Another headliner at the luncheon, former Fox News personality and Trump Victory 2020 national chairwoman Kimberly Guilfoyle, said, "If I could every day make a clone, a carbon copy of President Trump to serve in every single state, it would be somebody just like Bill Hagerty."

The event drew some notable Republican state lawmakers, including Senate Speaker Randy McNally and House Majority Leader William Lamberth.

Sethi, meanwhile, has billed himself as a "conservative outsider." His campaign on Tuesday announced that he raised more than $500,000 last quarter, ending with almost $2 million cash remaining, of which more than $1.7 million is eligible to be used for the August primary election.

Previously, Hagerty's campaign said he raised more than $1.5 million last quarter, entering 2020 with more than $3 million cash on hand.

Hagerty was Trump's Tennessee Victory chairman and a senior leader of the Trump transition team.

A longtime friend and adviser to former presidential candidate U.S. Sen.

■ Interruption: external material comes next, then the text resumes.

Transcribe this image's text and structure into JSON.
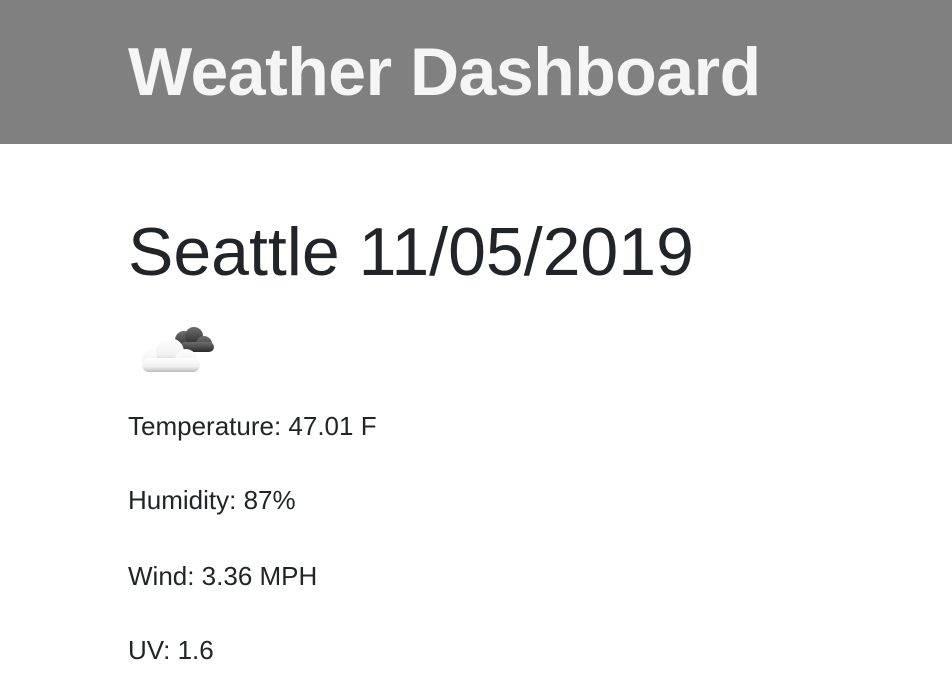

Mitt Romney, Hagerty also worked on the White House domestic policy staff during the George H.W. Bush administration as a member of the President's Council on Competitiveness. He donated to the 2016 presidential campaigns of Jeb Bush and Marco Rubio before Trump surprised many by clinching the GOP nomination.

Nashville attorney and former Army helicopter pilot James Mackler is one of the top Democrats to enter the Senate race.

Mackler's campaign has been using the Trump Jr. visit as a call for campaign checks, saying in one fundraising email pitch that Hagerty "is swimming in cash thanks to his connections to President Trump, his family, and the Republican establishment," while Mackler is not accepting money from corporate political action committees.